Kantor Kesyahbandaran dan Otoritas Pelabuhan (KSOP) Kelas I Samarinda memberikan tanggapan atas isu yang beredar di media sosial terkait dugaan penerimaan suap senilai Rp36 miliar yang dikaitkan dengan aktivitas tambang batu bara ilegal. Isu tersebut salah satunya muncul melalui unggahan akun Instagram @infocerewet.
Kepala Bidang Keselamatan Berlayar, Penjagaan, dan Patroli (KBPP) KSOP Kelas I Samarinda, Yudi Kusmiyanto, menyebut kabar itu mengganggu institusinya. Namun, ia menegaskan layanan di KSOP Samarinda telah berjalan berbasis sistem digital tanpa pertemuan langsung antara petugas dan pengguna jasa.
“Mengenai (isu yang beredar) kalau kita bilang terganggu ya terganggu. Namun di satu sisi, kami pastikan pelayanan di KSOP Samarinda seluruhnya sudah berbasis sistem,” kata Yudi saat ditemui pada Kamis, 22 Januari 2026.
Menurut Yudi, pengurusan dokumen kapal seperti Surat Persetujuan Berlayar (SPB), Surat Persetujuan Olah Gerak (SPOG), hingga pengurusan muatan kapal dilakukan melalui sistem Inaportnet. Dengan mekanisme tersebut, ia menyatakan tidak ada tatap muka langsung antara petugas KSOP dan pihak pemilik kapal, pemilik muatan, maupun pengurus dokumen.

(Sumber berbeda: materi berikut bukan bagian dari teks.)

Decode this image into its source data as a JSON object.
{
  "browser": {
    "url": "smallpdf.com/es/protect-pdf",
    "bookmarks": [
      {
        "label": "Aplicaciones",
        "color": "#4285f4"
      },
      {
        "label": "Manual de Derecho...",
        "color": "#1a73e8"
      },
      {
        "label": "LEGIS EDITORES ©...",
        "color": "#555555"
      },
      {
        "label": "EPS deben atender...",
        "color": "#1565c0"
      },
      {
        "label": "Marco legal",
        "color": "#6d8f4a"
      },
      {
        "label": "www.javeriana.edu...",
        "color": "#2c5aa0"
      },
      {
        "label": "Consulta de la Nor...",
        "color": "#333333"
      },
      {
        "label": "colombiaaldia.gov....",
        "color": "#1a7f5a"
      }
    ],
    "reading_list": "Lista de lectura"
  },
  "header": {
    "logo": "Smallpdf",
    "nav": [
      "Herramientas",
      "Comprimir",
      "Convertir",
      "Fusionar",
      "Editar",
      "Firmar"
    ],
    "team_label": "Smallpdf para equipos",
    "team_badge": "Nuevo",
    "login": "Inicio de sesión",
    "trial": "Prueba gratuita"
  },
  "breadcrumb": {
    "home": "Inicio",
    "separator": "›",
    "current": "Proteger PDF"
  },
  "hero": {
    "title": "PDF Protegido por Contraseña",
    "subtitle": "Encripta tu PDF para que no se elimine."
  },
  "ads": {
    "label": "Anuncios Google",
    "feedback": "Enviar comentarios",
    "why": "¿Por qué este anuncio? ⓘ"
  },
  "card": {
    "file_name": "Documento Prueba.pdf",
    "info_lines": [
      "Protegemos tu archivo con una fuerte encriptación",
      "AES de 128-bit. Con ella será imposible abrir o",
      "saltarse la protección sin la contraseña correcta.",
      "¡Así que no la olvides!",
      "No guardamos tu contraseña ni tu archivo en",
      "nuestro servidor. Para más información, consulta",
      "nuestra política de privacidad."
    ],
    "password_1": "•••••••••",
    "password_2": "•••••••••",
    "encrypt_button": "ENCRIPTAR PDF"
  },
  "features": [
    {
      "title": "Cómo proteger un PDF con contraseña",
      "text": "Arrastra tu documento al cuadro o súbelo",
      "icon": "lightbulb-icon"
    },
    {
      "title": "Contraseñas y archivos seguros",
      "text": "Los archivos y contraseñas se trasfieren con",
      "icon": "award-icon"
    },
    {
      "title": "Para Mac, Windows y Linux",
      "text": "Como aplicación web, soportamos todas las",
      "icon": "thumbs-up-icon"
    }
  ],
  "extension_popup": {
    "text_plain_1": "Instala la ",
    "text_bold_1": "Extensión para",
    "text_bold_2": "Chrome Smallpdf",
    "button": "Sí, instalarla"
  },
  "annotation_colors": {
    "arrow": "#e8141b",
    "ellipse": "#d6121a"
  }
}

“Baik pengurusan keberangkatan, pergerakan kapal, maupun muatan, semuanya melalui sistem. Tidak ada tatap muka dengan pemilik kapal, pemilik muatan, atau pihak pengurus dokumen,” ujarnya.
Ia juga memastikan pembayaran Penerimaan Negara Bukan Pajak (PNBP) dilakukan secara non-tunai melalui sistem perbankan. Pembayaran dilakukan menggunakan kode billing di Inaportnet, kemudian bukti pembayaran diunggah ke sistem sebelum persetujuan diberikan apabila seluruh persyaratan terpenuhi.
“Pembayaran PNBP menggunakan kode billing di Inaportnet. Agen membayar langsung ke bank, kemudian bukti pembayaran diunggah ke sistem. Kalau semua persyaratan terpenuhi, baru kami lakukan persetujuan,” kata Yudi.
Sementara itu, Kepala Bidang Lalu Lintas Angkutan Laut dan Usaha Kepelabuhanan KSOP Kelas I Samarinda, Capt. Rona Wira, menekankan bahwa kegiatan bongkar muat kapal hanya dapat dilakukan di lokasi yang memiliki izin resmi dan seluruh prosesnya harus melalui Inaportnet.
“Seluruh kegiatan bongkar muat harus melalui Inaportnet. Di dalam sistem itu sudah jelas ketentuannya dan harus dipenuhi,” ujarnya.
Rona menegaskan KSOP tidak akan melayani pengajuan kegiatan bongkar muat di pelabuhan yang tidak memiliki izin, termasuk Terminal Untuk Kepentingan Sendiri (TUKS) maupun Badan Usaha Pelabuhan (BUP) yang belum terdaftar secara resmi. Ia menyatakan layanan hanya diberikan untuk pelabuhan yang izinnya telah terverifikasi di sistem.
“Kami pastikan untuk kapal yang mengajukan kegiatan bongkarmuat di pelabuhan yang tidak ada izinnya itu saya pastikan tidak bisa. Yang kami layani hanya pelabuhan yang izinnya sudah terverifikasi di sistem,” kata Rona.